In his last chapter Kavanagh regards the Christian as an abnormally normal person, the person who is living a changed and restored life, a life renewed and put the way God wants it to be lived, coterminously the proper life and the life that most in the world do not want the Christian to life. Chastity is normal, but it is far from common. The grace to do this descends from the Father, through the Son, and in the Holy Spirit—and by the liturgy.
The only criticism I can levy against this book is that On Liturgical Theology is almost entirely theoretical, laying down principles of how the Church does its primary theology through the liturgy and experiences God's Presence. This is inevitably the result of the initial lecture format of the chapters. One could see each chapter lasting about one hour and plus time for questions. Yet some of concepts, particularly on the ubiquity of the bishop and his relationship to the liturgy, could have been fleshed out in the historical record. One thinks, pertinently, of the ancient practice of the Pope celebrating the full Divine Office and Mass at a different parish church in Rome every single day of Lent.
"Like poetry and art," Kavanagh concludes, "liturgy provides us a means of knowing the kind of thing that can only be known transrationally; that cannot be analyzed, taken apart, spelled out and reassembled." The liturgy is what the Church does, what makes the Church orthodox, what gives it its place in the City of Man and the City of God. The liturgy is the Church's "service and mission of the life of the world."
On Liturgical Theology can be summarized in one line sung during Orthros (Mattins) in the Byzantine rite: "The Lord is God and has appeared to us, blessed is He Who comes in the name of the world." The Lord, the Jewish substitute for the fearsome named of Yahweh, denotes an actual person. That person is God, not a god, but God Who created heaven and earth and Who loves both. And He has come to us and "dwelt among us and we beheld His glory.... full of grace and truth."

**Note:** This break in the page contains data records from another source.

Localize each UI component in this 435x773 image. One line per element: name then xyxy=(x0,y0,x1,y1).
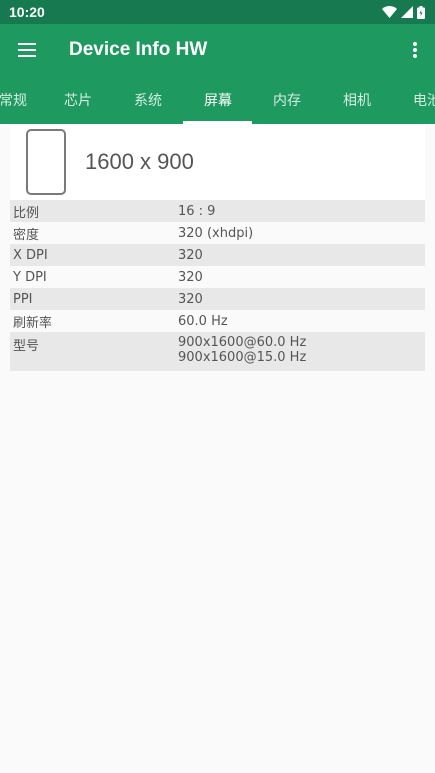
row-value: 320 (xhdpi) xyxy=(178,225,254,241)
table-row: 型号 900x1600@60.0 Hz 900x1600@15.0 Hz xyxy=(10,332,425,371)
screen-resolution: 1600 x 900 xyxy=(85,149,194,174)
tab-camera[interactable]: 相机 xyxy=(322,76,392,124)
table-row: PPI 320 xyxy=(10,288,425,310)
status-bar: 10:20 xyxy=(0,0,435,24)
row-value: 900x1600@60.0 Hz 900x1600@15.0 Hz xyxy=(178,335,425,365)
tab-label: 屏幕 xyxy=(204,93,232,109)
more-vert-icon xyxy=(413,42,417,58)
tab-label: 系统 xyxy=(134,93,162,109)
app-bar: Device Info HW xyxy=(0,24,435,76)
tab-bar: 常规 芯片 系统 屏幕 内存 相机 电池 xyxy=(0,76,435,124)
status-icons xyxy=(382,5,425,19)
screen-header: 1600 x 900 xyxy=(10,124,425,200)
app-title: Device Info HW xyxy=(69,39,208,60)
tab-label: 常规 xyxy=(0,93,27,109)
tab-battery[interactable]: 电池 xyxy=(392,76,435,124)
row-label: Y DPI xyxy=(13,269,47,285)
tab-chip[interactable]: 芯片 xyxy=(43,76,113,124)
table-row: 刷新率 60.0 Hz xyxy=(10,310,425,332)
row-label: PPI xyxy=(13,291,33,307)
row-value: 60.0 Hz xyxy=(178,313,228,329)
tab-screen[interactable]: 屏幕 xyxy=(183,76,253,124)
table-row: X DPI 320 xyxy=(10,244,425,266)
tab-label: 电池 xyxy=(413,93,435,109)
hamburger-menu-icon xyxy=(18,43,36,57)
tab-label: 内存 xyxy=(273,93,301,109)
tab-label: 芯片 xyxy=(64,93,92,109)
row-label: 刷新率 xyxy=(13,315,53,331)
row-label: X DPI xyxy=(13,247,48,263)
display-mode: 900x1600@60.0 Hz xyxy=(178,335,307,350)
overflow-menu-button[interactable] xyxy=(395,24,435,76)
battery-icon xyxy=(417,5,425,19)
tab-general[interactable]: 常规 xyxy=(0,76,48,124)
signal-icon xyxy=(401,6,413,18)
row-label: 型号 xyxy=(13,339,40,354)
row-value: 16 : 9 xyxy=(178,203,216,219)
row-value: 320 xyxy=(178,269,203,285)
tab-memory[interactable]: 内存 xyxy=(252,76,322,124)
phone-outline-icon xyxy=(26,129,66,195)
status-time: 10:20 xyxy=(9,4,45,20)
display-mode: 900x1600@15.0 Hz xyxy=(178,350,307,365)
menu-button[interactable] xyxy=(0,24,55,76)
screen-info: 1600 x 900 比例 16 : 9 密度 320 (xhdpi) X DP… xyxy=(10,124,425,371)
table-row: Y DPI 320 xyxy=(10,266,425,288)
wifi-icon xyxy=(382,6,397,18)
tab-label: 相机 xyxy=(343,93,371,109)
tab-system[interactable]: 系统 xyxy=(113,76,183,124)
row-label: 比例 xyxy=(13,205,40,221)
row-value: 320 xyxy=(178,291,203,307)
table-row: 比例 16 : 9 xyxy=(10,200,425,222)
row-label: 密度 xyxy=(13,227,40,243)
table-row: 密度 320 (xhdpi) xyxy=(10,222,425,244)
row-value: 320 xyxy=(178,247,203,263)
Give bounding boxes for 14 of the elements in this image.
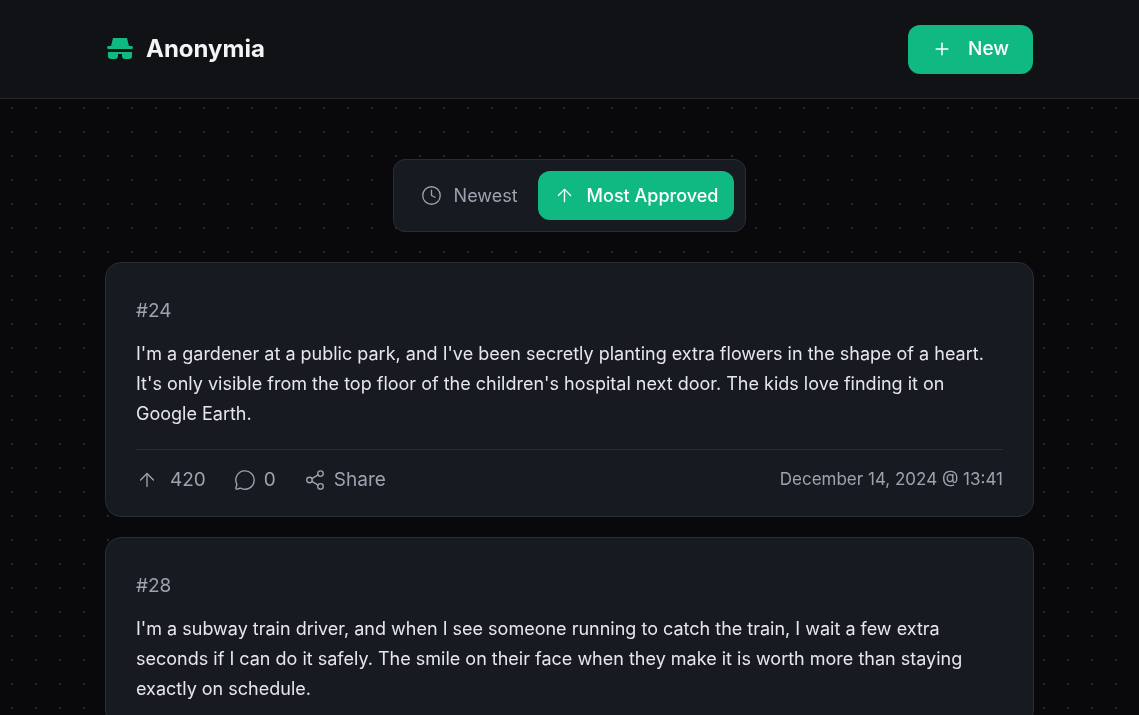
- post-date: December 14, 2024 @ 13:41: [779, 468, 1003, 491]
- clock-icon: [420, 185, 442, 206]
- share-button[interactable]: Share: [303, 465, 386, 494]
- post-text: I'm a subway train driver, and when I see someone running to catch the train, I wait a few extra seconds if I can do it safely. The smile on their face when they make it is worth more than staying exactly on schedule.: [136, 616, 964, 701]
- share-icon: [303, 468, 326, 491]
- sort-tab[interactable]: Newest: [404, 171, 534, 220]
- post-number: #24: [136, 298, 173, 324]
- speech-bubble-icon: [233, 468, 256, 491]
- comment-button[interactable]: 0: [233, 465, 276, 494]
- brand-name: Anonymia: [146, 33, 265, 65]
- post-number: #28: [136, 573, 173, 599]
- approve-button[interactable]: 420: [136, 465, 206, 494]
- incognito-icon: [106, 36, 134, 62]
- post-text: I'm a gardener at a public park, and I've been secretly planting extra flowers in the shape of a heart. It's only visible from the top floor of the children's hospital next door. The kids love finding it on Google Earth.: [136, 341, 985, 426]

The truths of the faith are in the Liturgy precisely because they are true and so the Church, from its earliest days, has seen fit to make them present in prayer, to relive these truths in the Presence of God. "Truths" seem to be the essentials of the faith (what Christ did, what He commanded etc) and not doctrines, which, while important, are formulaic and academic expressions of the faith already held. Doctrines become necessary one could say when people do not understand something clearly enough in the Liturgy (although I think it unlikely) or when a controversy brews and needs to be resolved by some authoritative means.